Calculate both Spearman and Pearson correlations between two variables.
Parameters:
-----------
x, y : array-like
The two variables to check
Returns:
--------
tuple
(spearman_correlation, pearson_correlation)
"""
spearman_corr = stats.spearmanr(x, y)[0]
pearson_corr = stats.pearsonr(x, y)[0]
return spearman_corr, pearson_corr
# Example usage
if __name__ == "__main__":
# Set random seed for reproducibility
np.random.seed(42)
# Create different types of example data
x_normal = np.random.normal(0, 1, 10000) # Normal distribution
x_exp = np.random.exponential(2, 10000) # Exponential distribution
x_bimodal = np.concatenate([np.random.normal(-2, 0.5, 5000),
np.random.normal(2, 0.5, 5000)]) # Bimodal distribution
# Test with different distributions and correlations
test_cases = [
(x_normal, 0.7, "Normal Distribution"),
(x_exp, 0.5, "Exponential Distribution"),
(x_bimodal, 0.8, "Bimodal Distribution")
]
# Run examples
for x, target_corr, title in test_cases:
print(f"\nTesting with {title}")
print(f"Target correlation: {target_corr}")
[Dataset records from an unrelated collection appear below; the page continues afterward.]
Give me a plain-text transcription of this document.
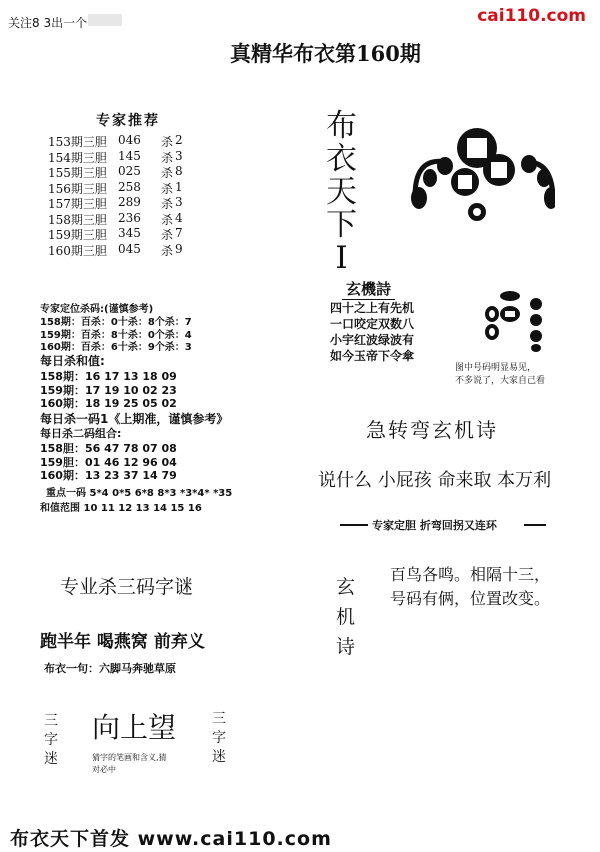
关注8 3出一个	cai110.com
真精华布衣第160期
专家推荐
153期三胆 046 杀 2
154期三胆 145 杀 3
155期三胆 025 杀 8
156期三胆 258 杀 1
157期三胆 289 杀 3
158期三胆 236 杀 4
159期三胆 345 杀 7
160期三胆 045 杀 9
布
衣
天
下
I
玄機詩
四十之上有先机
一口咬定双数八
小宇红波绿波有
如今玉帝下令傘
图中号码明显易见，
不多说了，大家自己看
专家定位杀码:(谨慎参考)
158期：百杀：0十杀：8个杀：7
159期：百杀：8十杀：0个杀：4
160期：百杀：6十杀：9个杀：3
每日杀和值:
158期：16 17 13 18 09
159期：17 19 10 02 23
160期：18 19 25 05 02
每日杀一码1《上期准，谨慎参考》
每日杀二码组合:
158胆：56 47 78 07 08
159胆：01 46 12 96 04
160期：13 23 37 14 79
重点一码 5*4 0*5 6*8 8*3 *3*4* *35
和值范围 10 11 12 13 14 15 16
急转弯玄机诗
说什么 小屁孩 命来取 本万利
专家定胆 折弯回拐又连环
玄
机
诗
百鸟各鸣。相隔十三，
号码有俩，位置改变。
专业杀三码字谜
跑半年 喝燕窝 前弃义
布衣一句：六脚马奔驰草原
三
字
迷
向上望
猜字的笔画和含义,猜
对必中
三
字
迷
布衣天下首发 www.cai110.com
# Generate correlated sample
y_spearman = generate_spearman_correlated_to_sample(x, correlation=target_corr)
y_pearson = generate_pearson_correlated_to_sample(x, correlation=target_corr)
# Calculate actual correlations
spearman_corr, _= verify_correlations(x, y_spearman)
_, pearson_corr = verify_correlations(x, y_pearson)
print(f"Achieved Spearman correlation: {spearman_corr:.4f}")
print(f"Achieved Pearson correlation: {pearson_corr:.4f}")
With the above code, the generated Pearson coefficient is of course not exactly equal to the targeted value due to the random nature of the code. But I find that Spearman is systematically off by a much larger amount, which makes me suspecting a problem in my code.
I work in Python but any help is appreciated!